Impacts of the Transition Mechanism and MOPR Reforms on state policy goals, markets, and market participants
The elimination of the MOPR by 2024 is welcomed by many as a necessary correction to ISO-New England’s management of the region’s wholesale electricity markets. No party to the FERC proceedings approving the change protested this portion of the revisions. By enabling state-sponsored resources to reliably access capacity revenues, the MOPR Reforms should work to accelerate progress toward New England states’ decarbonization goals, reduce friction between the ISO and state policymakers, and engender renewable energy investor and developer confidence.
The Transition Mechanism has generated more controversy, primarily because it delays the implementation of the MOPR Reforms. Several stakeholders protested that the interim construct violates the Federal Power Act, that the MOPR should be abolished immediately, and that continued application of the MOPR to state-sponsored resources will force New England electricity consumers to pay for capacity they do not want or need, a stance with which two of the five FERC Commissioners signaled agreement in a concurrence. Still, the Transition Mechanism will enable up to 700 MW of state-sponsored capacity to win capacity obligations over the next two years, far more than the cumulative 54 MW that submitted successful bids in the four CASPR auctions prior to 2022.
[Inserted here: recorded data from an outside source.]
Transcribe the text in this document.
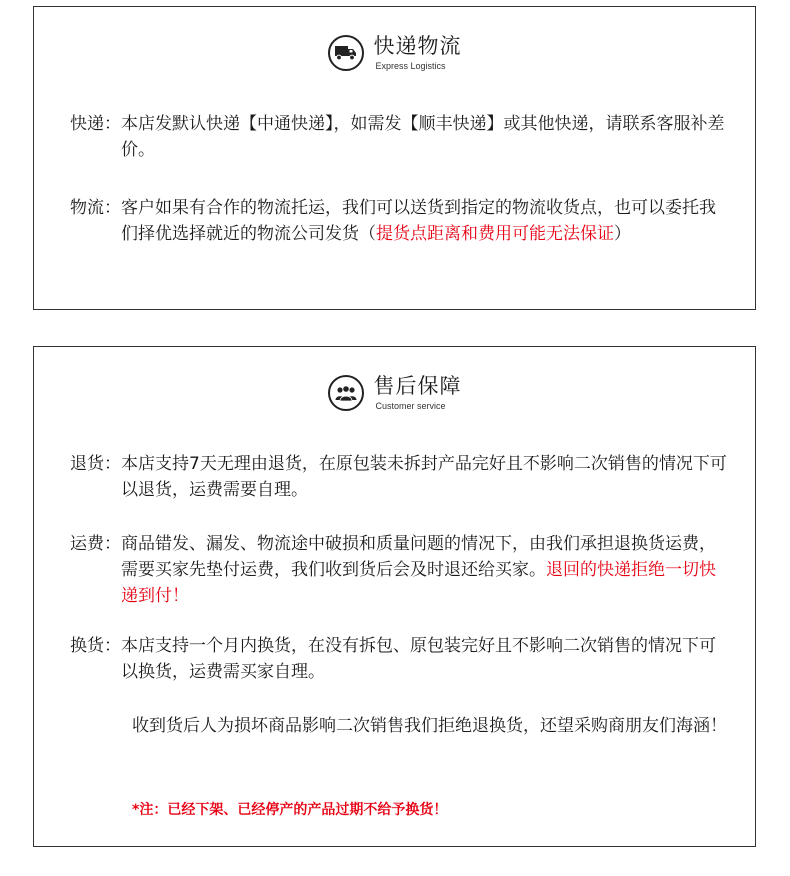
快递物流
Express Logistics
快递： 本店发默认快递【中通快递】，如需发【顺丰快递】或其他快递，请联系客服补差价。
物流： 客户如果有合作的物流托运，我们可以送货到指定的物流收货点，也可以委托我们择优选择就近的物流公司发货（提货点距离和费用可能无法保证）
售后保障
Customer service
退货： 本店支持7天无理由退货，在原包装未拆封产品完好且不影响二次销售的情况下可以退货，运费需要自理。
运费： 商品错发、漏发、物流途中破损和质量问题的情况下，由我们承担退换货运费，需要买家先垫付运费，我们收到货后会及时退还给买家。退回的快递拒绝一切快递到付！
换货： 本店支持一个月内换货，在没有拆包、原包装完好且不影响二次销售的情况下可以换货，运费需买家自理。
收到货后人为损坏商品影响二次销售我们拒绝退换货，还望采购商朋友们海涵！
*注：已经下架、已经停产的产品过期不给予换货！
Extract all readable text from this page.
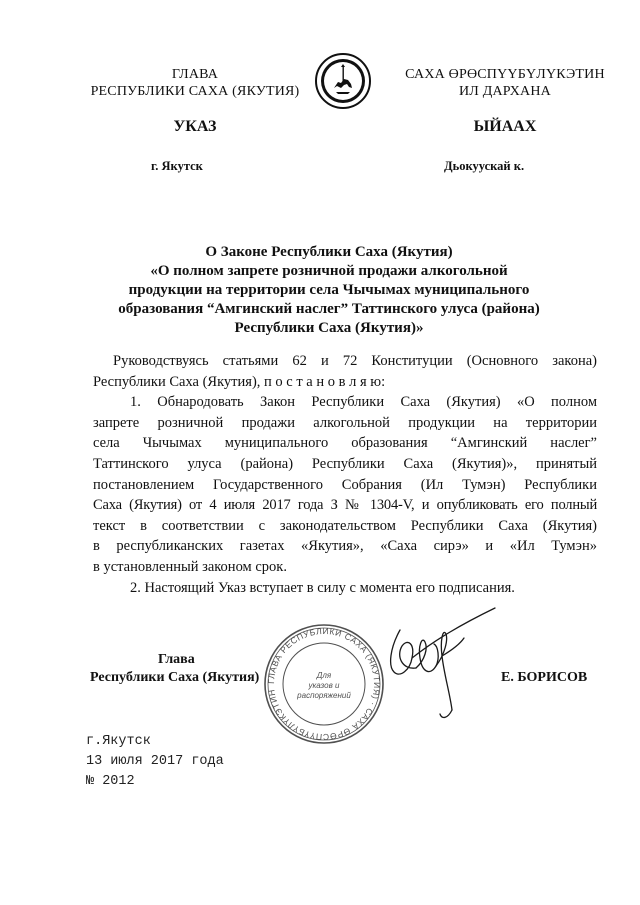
ГЛАВА
РЕСПУБЛИКИ САХА (ЯКУТИЯ)
САХА ӨРӨСПҮҮБҮЛҮКЭТИН
ИЛ ДАРХАНА
УКАЗ	ЫЙААХ
г. Якутск	Дьокуускай к.
О Законе Республики Саха (Якутия)
«О полном запрете розничной продажи алкогольной
продукции на территории села Чычымах муниципального
образования “Амгинский наслег” Таттинского улуса (района)
Республики Саха (Якутия)»
Руководствуясь статьями 62 и 72 Конституции (Основного закона)
Республики Саха (Якутия), п о с т а н о в л я ю:
1. Обнародовать Закон Республики Саха (Якутия) «О полном
запрете розничной продажи алкогольной продукции на территории
села Чычымах муниципального образования “Амгинский наслег”
Таттинского улуса (района) Республики Саха (Якутия)», принятый
постановлением Государственного Собрания (Ил Тумэн) Республики
Саха (Якутия) от 4 июля 2017 года З № 1304-V, и опубликовать его полный
текст в соответствии с законодательством Республики Саха (Якутия)
в республиканских газетах «Якутия», «Саха сирэ» и «Ил Тумэн»
в установленный законом срок.
2. Настоящий Указ вступает в силу с момента его подписания.
Глава
Республики Саха (Якутия) ГЛАВА РЕСПУБЛИКИ САХА (ЯКУТИЯ) · САХА ӨРӨСПҮҮБҮЛҮКЭТИН
Для
указов и
распоряжений
Е. БОРИСОВ
г.Якутск
13 июля 2017 года
№ 2012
State-sponsored resources that would benefit from securing capacity revenue in coming years should determine whether they qualify under the new expanded SPR definition to avoid MOPR mitigation. Such resources are more likely to compete successfully in capacity auctions under both the Transition Mechanism and MOPR Reforms market designs than they may have been in the past. Resources contemplating exiting the capacity markets in the next half-decade should scrutinize the differences in how substitution auctions will be conducted under the Transition Mechanism and under the final market design, in order to determine how the different designs reward retirement. And finally, all market participants should watch the headlines as ISO-New England develops its plans to deploy a new capacity accreditation methodology and day-ahead ancillary services market, especially to see which resources benefit from these policies. Both policies have the potential to significantly alter the wholesale market landscape when they do arrive in FCA 19.
*Mack Ramsden, Summer Associate at Foley Hoag LLP.